As I, and others, have said ad nauseam, "calculating the number of viewers from webserver logs is like a radio station trying to measure the number of listeners from the power broadcast by the antenna."
a) That the ratings experts don't sample all viewers is certainly true. However, if you do good sampling and have a nice 'smooth' population, good statistics will save you (but see below.)
b) The ratings experts say they are sampling from the most visited sites. And, then they trot out their own numbers to prove it. It is unlikely that they get a true picture of Internet traffic. For instance, many websites don't want to be counted. Others find decentralization to be very important. Decentralization makes it almost impossible for outside sources to get a handle on audience share. However, I think in the 1 Megahit+ a day class and over they probably are sampling at the large data centers. Therefore, in these cases they may even have a better idea of traffic.
As bandwith became cheaper and more available, it became harder to count traffic in the 1Mhit/day class. Unless they put a sampling box on every machine in the world, gauging traffic to a websites is extremely difficult.
And, what about distributed and peer-to-peer services like BitRate, Bittorrent, Gnutella, Napster, and Freenet to which the methods cannot apply?
So, they are almost certainly undersampling the sites that get a 0.1 Megahits/day+... like us.
I don't think that a) holds true because the Internet user population is not smooth. Rather, it is a class of disparate groups, like on Usenet, with limited overlapping interest. Perhaps while their numbers might hold for generalist sites, such as Yahoo or Google, they don't apply to sites like ours... which is a collection of disparate interest groups, and micromanaged traffic. In fact, our sites are really more like Usenet-newsgroups/email than the web. When it comes to counting viewers, it is an unreasonable task. On the other, creating results becomes quite easy.
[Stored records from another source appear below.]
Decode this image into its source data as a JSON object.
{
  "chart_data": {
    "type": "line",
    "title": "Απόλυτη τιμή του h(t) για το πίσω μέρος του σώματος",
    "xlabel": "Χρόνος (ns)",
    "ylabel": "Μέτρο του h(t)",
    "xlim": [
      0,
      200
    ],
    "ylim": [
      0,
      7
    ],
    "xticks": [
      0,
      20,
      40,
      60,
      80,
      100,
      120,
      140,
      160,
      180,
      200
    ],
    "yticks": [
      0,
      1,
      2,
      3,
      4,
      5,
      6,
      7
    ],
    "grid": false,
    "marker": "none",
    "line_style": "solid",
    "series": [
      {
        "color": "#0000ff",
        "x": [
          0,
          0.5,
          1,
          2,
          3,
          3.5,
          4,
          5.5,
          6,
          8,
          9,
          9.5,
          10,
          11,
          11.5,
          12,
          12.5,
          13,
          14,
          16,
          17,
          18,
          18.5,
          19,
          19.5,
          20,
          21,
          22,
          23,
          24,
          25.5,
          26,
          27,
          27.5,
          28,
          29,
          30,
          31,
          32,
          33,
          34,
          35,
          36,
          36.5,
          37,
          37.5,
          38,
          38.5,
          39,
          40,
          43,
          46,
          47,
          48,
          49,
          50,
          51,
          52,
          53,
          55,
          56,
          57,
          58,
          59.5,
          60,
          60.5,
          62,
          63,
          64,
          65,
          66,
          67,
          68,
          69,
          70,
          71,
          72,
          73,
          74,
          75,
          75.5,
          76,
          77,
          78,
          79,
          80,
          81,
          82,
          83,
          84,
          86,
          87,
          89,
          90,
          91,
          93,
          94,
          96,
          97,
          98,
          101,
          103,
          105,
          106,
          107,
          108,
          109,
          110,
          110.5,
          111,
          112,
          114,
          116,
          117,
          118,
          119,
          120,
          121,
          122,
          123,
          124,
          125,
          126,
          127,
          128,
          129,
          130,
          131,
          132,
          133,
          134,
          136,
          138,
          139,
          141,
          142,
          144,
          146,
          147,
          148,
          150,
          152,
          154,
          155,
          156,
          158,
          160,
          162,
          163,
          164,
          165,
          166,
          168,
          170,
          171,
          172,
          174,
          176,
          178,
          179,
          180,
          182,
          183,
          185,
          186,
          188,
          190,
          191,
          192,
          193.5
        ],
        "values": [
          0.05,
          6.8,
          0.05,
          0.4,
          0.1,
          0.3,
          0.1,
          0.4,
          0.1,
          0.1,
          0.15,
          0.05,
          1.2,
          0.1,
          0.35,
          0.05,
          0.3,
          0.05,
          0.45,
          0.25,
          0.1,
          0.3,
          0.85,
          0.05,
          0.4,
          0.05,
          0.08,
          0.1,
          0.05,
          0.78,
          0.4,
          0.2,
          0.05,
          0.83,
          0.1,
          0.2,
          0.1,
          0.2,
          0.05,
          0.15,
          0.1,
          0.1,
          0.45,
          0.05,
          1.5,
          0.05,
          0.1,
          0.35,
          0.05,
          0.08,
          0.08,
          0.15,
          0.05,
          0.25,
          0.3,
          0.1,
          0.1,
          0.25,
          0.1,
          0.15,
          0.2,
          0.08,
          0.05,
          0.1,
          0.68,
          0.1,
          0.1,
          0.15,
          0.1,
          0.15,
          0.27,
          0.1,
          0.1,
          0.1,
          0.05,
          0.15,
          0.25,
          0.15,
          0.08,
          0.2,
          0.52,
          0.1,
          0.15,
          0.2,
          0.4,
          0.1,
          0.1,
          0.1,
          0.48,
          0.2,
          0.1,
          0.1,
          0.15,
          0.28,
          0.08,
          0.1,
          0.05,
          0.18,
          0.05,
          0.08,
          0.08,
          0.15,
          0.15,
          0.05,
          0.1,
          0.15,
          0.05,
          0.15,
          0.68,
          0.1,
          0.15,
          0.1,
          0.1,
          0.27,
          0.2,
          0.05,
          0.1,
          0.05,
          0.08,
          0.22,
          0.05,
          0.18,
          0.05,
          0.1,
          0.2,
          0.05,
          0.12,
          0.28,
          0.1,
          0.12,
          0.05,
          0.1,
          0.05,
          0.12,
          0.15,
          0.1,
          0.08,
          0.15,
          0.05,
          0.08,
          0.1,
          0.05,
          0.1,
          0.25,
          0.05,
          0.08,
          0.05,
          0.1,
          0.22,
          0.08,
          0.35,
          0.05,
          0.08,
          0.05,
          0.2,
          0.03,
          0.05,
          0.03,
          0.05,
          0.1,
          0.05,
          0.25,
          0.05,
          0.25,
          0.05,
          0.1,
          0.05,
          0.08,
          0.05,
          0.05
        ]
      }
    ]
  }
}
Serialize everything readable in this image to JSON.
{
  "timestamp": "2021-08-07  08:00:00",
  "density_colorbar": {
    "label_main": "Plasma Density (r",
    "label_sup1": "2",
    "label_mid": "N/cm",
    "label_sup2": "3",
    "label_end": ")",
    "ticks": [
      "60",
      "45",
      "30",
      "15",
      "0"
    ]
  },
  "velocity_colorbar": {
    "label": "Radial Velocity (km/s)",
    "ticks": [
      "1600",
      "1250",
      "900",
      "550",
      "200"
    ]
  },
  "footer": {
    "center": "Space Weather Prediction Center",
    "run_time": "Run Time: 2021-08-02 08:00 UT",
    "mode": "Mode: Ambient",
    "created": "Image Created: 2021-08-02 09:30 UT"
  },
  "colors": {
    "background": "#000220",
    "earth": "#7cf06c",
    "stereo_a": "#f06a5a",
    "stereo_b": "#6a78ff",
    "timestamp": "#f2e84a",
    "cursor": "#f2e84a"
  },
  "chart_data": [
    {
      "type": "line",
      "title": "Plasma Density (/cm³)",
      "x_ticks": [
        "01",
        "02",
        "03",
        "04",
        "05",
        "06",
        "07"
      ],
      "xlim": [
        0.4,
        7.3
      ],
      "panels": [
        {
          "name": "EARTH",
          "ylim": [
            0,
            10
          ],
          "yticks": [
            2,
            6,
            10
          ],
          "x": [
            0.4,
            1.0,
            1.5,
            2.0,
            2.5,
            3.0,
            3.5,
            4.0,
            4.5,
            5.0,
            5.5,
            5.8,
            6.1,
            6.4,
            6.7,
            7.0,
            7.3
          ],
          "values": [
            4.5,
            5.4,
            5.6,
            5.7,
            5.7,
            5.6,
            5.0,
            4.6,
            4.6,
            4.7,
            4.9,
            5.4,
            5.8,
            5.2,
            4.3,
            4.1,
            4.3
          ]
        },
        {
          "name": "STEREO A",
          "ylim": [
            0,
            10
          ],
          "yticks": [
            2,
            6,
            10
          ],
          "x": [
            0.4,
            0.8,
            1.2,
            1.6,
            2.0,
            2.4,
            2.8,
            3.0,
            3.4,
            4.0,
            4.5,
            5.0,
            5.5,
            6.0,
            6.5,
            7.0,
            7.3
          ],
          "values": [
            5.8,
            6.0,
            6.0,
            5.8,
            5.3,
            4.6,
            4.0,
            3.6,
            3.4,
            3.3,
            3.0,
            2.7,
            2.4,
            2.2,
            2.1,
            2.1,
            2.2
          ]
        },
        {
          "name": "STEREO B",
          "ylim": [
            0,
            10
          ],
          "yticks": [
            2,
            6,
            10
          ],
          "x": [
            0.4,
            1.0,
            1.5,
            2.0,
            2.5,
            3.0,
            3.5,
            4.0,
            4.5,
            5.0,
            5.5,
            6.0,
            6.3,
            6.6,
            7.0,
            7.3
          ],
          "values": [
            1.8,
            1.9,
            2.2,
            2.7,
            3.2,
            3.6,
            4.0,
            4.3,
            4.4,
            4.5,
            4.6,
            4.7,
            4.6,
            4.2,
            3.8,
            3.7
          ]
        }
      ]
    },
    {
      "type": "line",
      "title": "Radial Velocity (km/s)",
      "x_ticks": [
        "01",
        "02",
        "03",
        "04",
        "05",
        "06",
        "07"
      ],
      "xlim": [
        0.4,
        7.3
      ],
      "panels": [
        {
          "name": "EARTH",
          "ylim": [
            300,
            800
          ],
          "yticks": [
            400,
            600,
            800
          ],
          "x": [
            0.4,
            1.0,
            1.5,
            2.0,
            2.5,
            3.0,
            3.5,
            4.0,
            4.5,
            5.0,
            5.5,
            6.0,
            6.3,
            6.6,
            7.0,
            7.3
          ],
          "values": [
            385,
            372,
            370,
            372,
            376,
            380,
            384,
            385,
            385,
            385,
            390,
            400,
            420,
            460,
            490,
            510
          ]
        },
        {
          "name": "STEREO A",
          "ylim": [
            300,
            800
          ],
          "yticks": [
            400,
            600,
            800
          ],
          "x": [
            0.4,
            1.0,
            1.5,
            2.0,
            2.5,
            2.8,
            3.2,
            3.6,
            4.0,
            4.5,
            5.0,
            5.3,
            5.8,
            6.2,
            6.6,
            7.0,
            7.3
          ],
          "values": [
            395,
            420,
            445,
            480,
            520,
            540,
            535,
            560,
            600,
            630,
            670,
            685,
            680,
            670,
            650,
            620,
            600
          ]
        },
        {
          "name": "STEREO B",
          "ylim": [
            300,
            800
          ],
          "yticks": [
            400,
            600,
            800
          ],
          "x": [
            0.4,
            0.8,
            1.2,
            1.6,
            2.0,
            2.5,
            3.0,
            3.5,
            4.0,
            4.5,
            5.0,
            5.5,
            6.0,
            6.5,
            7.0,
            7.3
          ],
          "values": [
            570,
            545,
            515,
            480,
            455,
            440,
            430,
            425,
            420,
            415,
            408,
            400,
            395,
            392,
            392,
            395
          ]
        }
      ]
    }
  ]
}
The Web itself is not a smooth homogeneous structure, it has blobs and tendrils and a rich structure -- almost biological in complexity. There are huge sites inside corporations and universities, that transfer petabytes of data daily, and are not even mentioned by the net ratings Gods.
Thus, you have a fragmented medium and a fragmented user base. You have little chance of estimating viewership from serverlogs. What works is microtargeting, as we well know.
As was just mentioned, all this is just not relevant. The web is a fine thing, but should not be considered in isolation. First of all, it is an interactive medium. To count the traffic going in one direction is silly. It is the back-and-forth motion that makes a website effective. This motion needs to take into consideration many other things than just hits or impressions. Other important ingrediants to the stew include cgi-forms, redistribution, accessibility, and email.
The web is more than just a broadcast medium. The cost of entering the market is near zero. You may eventually have as many websites as users. e.g. the number of porn sites is growing faster than the number of porn viewers. Heehee... take that and put it in your models.
Old broadcast models developed for TV and radio need not apply. For instance, email is not a broadcast medium (misused as a broadcast medium we call it spamming.) It can be targeted, contextual and many times more effective than just a website. Email, if you think about it, is the logical extension of the fragmentation of the web except that it came first!
In conclusion, it is recommended that rather than looking at traffic, you look at "how effective is the traffic?" That is to say, would you prefer to have 1,000,000 viewers with 0 sales, or 1 viewer that is converted into a sale? In the past year, 90% of my sales originated with a website. Of that 90%, all of these sales were closed through email. Instead of trying to count the millions of viewers, I found it much more rewarding to count the money.